Declining flows that have left the Rio Grande a tenuous brown ribbon through Albuquerque this summer are a reminder both of the impact of climate change, but also of our reliance on increasingly fragile water management infrastructure, according to a University of New Mexico writer and researcher studying the history and future of the state’s water management.
While climate change is driving the Rio Grande’s overall flow down, the failure of El Vado Dam on the Rio Chama has taken away one of central New Mexico’s most important tools for managing the resulting risk, explained John Fleck.
Built in the 1930s on the Rio Chama in northern New Mexico, El Vado Dam changed the flow of the Rio Grande, storing water during high spring runoff to allow irrigation – and river flows – in late summer when the river would otherwise nearly dry up, explained Fleck, who is Writer in Residence at the Utton Transboundary Resources Center at the UNM School of Law, Professor of Practice in the Department of Economics, and former director of UNM’s Water Resources Program.
El Vado has been out of commission since 2022 because of leaks, and the U.S. Bureau of Reclamation has said it will be years – it is unclear how many – before it can be fixed.
Prior to El Vado’s failure, water stored behind the dam would be slowly released over the summer months to support Middle Rio Grande Valley irrigation, and also the river’s environmental needs, explained Fleck, who with UNM Regents Prof. Robert P. Berrens is writing a book about the history of Albuquerque’s relationship with the Rio Grande.

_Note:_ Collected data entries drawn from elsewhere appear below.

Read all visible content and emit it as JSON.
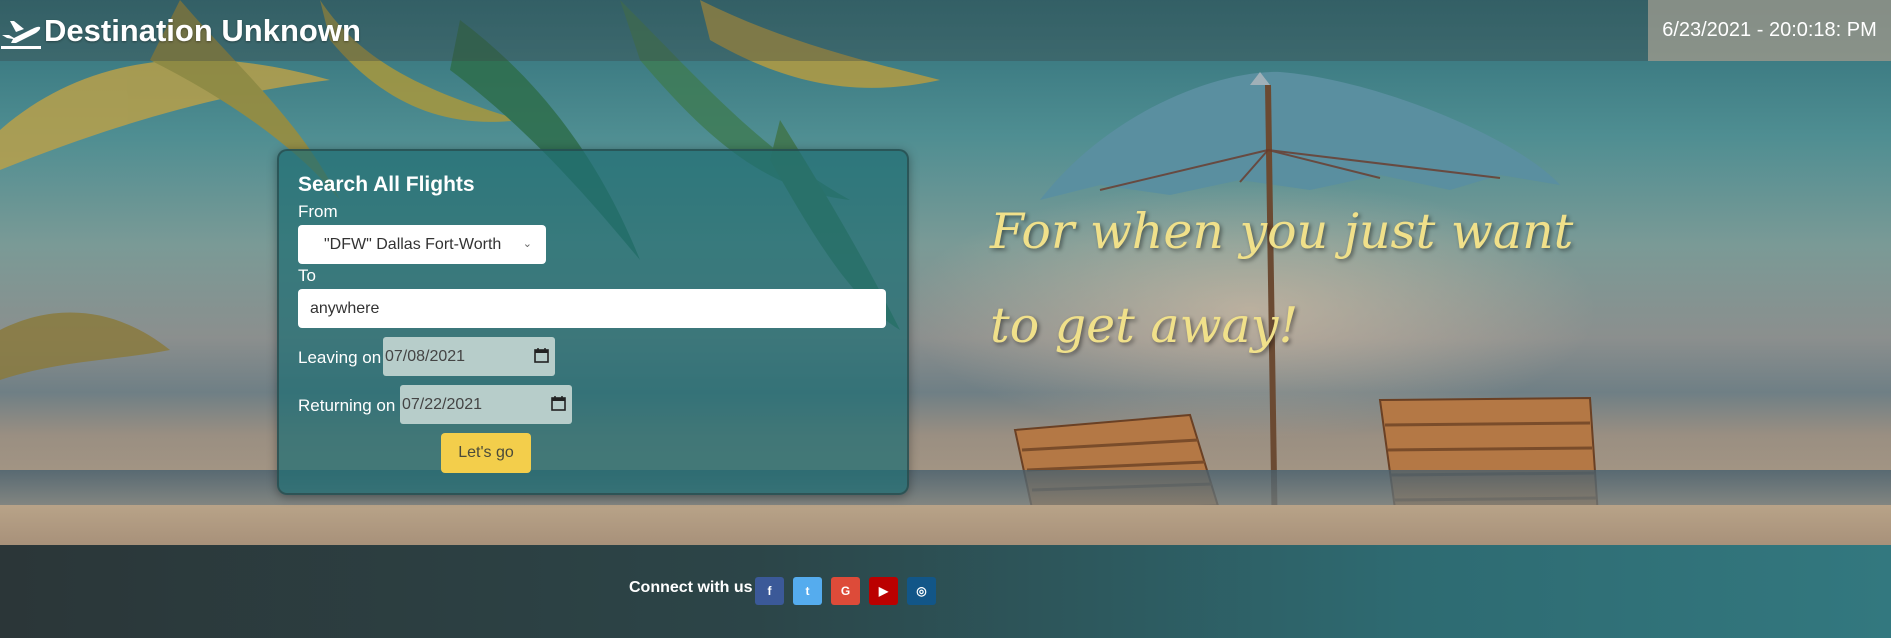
{
  "header": {
    "brand_title": "Destination Unknown",
    "brand_icon": "plane-departure-icon",
    "clock": "6/23/2021 - 20:0:18: PM"
  },
  "search": {
    "title": "Search All Flights",
    "from_label": "From",
    "from_value": "\"DFW\" Dallas Fort-Worth",
    "to_label": "To",
    "to_value": "anywhere",
    "leaving_label": "Leaving on",
    "leaving_value": "07/08/2021",
    "returning_label": "Returning on",
    "returning_value": "07/22/2021",
    "submit_label": "Let's go"
  },
  "tagline": {
    "line1": "For when you just want",
    "line2": "to get away!"
  },
  "footer": {
    "connect_label": "Connect with us",
    "social": [
      {
        "name": "facebook-icon",
        "glyph": "f",
        "color": "#3b5998"
      },
      {
        "name": "twitter-icon",
        "glyph": "t",
        "color": "#55acee"
      },
      {
        "name": "google-icon",
        "glyph": "G",
        "color": "#dd4b39"
      },
      {
        "name": "youtube-icon",
        "glyph": "▶",
        "color": "#bb0000"
      },
      {
        "name": "instagram-icon",
        "glyph": "◎",
        "color": "#125688"
      }
    ]
  },
  "colors": {
    "accent_button": "#f3ce4b",
    "tagline": "#f0e08a",
    "card": "#1e6e73"
  }
}
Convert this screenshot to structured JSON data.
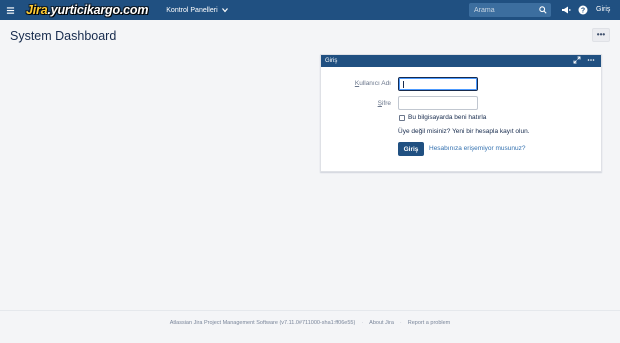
{
  "header": {
    "logo_prefix": "Jira",
    "logo_main": ".yurticikargo.com",
    "nav_dashboards": "Kontrol Panelleri",
    "search_placeholder": "Arama",
    "login_link": "Giriş"
  },
  "page": {
    "title": "System Dashboard",
    "more_label": "•••"
  },
  "gadget": {
    "title": "Giriş",
    "username_label_underlined": "K",
    "username_label_rest": "ullanıcı Adı",
    "password_label_underlined": "Ş",
    "password_label_rest": "ifre",
    "remember_label": "Bu bilgisayarda beni hatırla",
    "signup_text": "Üye değil misiniz? Yeni bir hesapla kayıt olun.",
    "login_button": "Giriş",
    "forgot_link": "Hesabınıza erişemiyor musunuz?"
  },
  "footer": {
    "product": "Atlassian Jira Project Management Software",
    "version": "(v7.11.0#711000-sha1:ff06e55)",
    "sep": "·",
    "about": "About Jira",
    "report": "Report a problem"
  },
  "colors": {
    "header_bg": "#205081",
    "page_bg": "#f4f5f7",
    "link": "#3572b0"
  },
  "icons": [
    "menu-icon",
    "chevron-down-icon",
    "search-icon",
    "megaphone-icon",
    "help-icon",
    "expand-icon",
    "ellipsis-icon"
  ]
}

“The way it changed the flow of the river is central to what our modern Rio Grande is – a river that had more reliably continuous flows in late summer when El Vado was in use,” Fleck explained.
El Vado was built in the 1930s by the Middle Rio Grande Conservancy District, a local government agency formed to bring flood control, and drainage of swampy lands, to New Mexico’s Middle Rio Grande Valley. The primary goal of the project was city-building, enabling the modern city of Albuquerque to grow up on the valley floor, Fleck and Berrens argue in their forthcoming book.
As part of the project, the Conservancy District consolidated irrigation systems in the valley, and built El Vado to support efforts to develop commercial agriculture in the valley. The design for El Vado was unusual – an earthen dam with a steel face plate. It is that steel plate – an unusual design – that poses the current problem, leaking in ways that the U.S. Bureau of Reclamation decided posed serious danger.
Efforts to fix the dam have faltered, and the Bureau of Reclamation is now searching for a new approach.
In the meantime, Albuquerque is adjusting to a fundamentally changed river. Reduced flows in late summer the last few years have increased risk to the Rio Grande silvery minnow, an endangered fish that has dominated river management in recent years.
The Albuquerque Bernalillo County Water Utility Authority has been forced to shut down summer diversions to meet Albuquerque’s drinking water supplies, shifting to groundwater pumping, which places further stress on Albuquerque’s heavily taxed aquifer.
And irrigators throughout the valley have seen reduced water supplies, making farming in the valley harder.
It’s an example of what Fleck called a “coupled human and natural system”, with problems caused by failing infrastructure piled on top of the already hard problems posed by declining river flows as a result of climate change. “We have a change in the climate,” Fleck said, “which means the amount of water and the time of the water changes. But also all this infrastructure is, like, 100 years old.”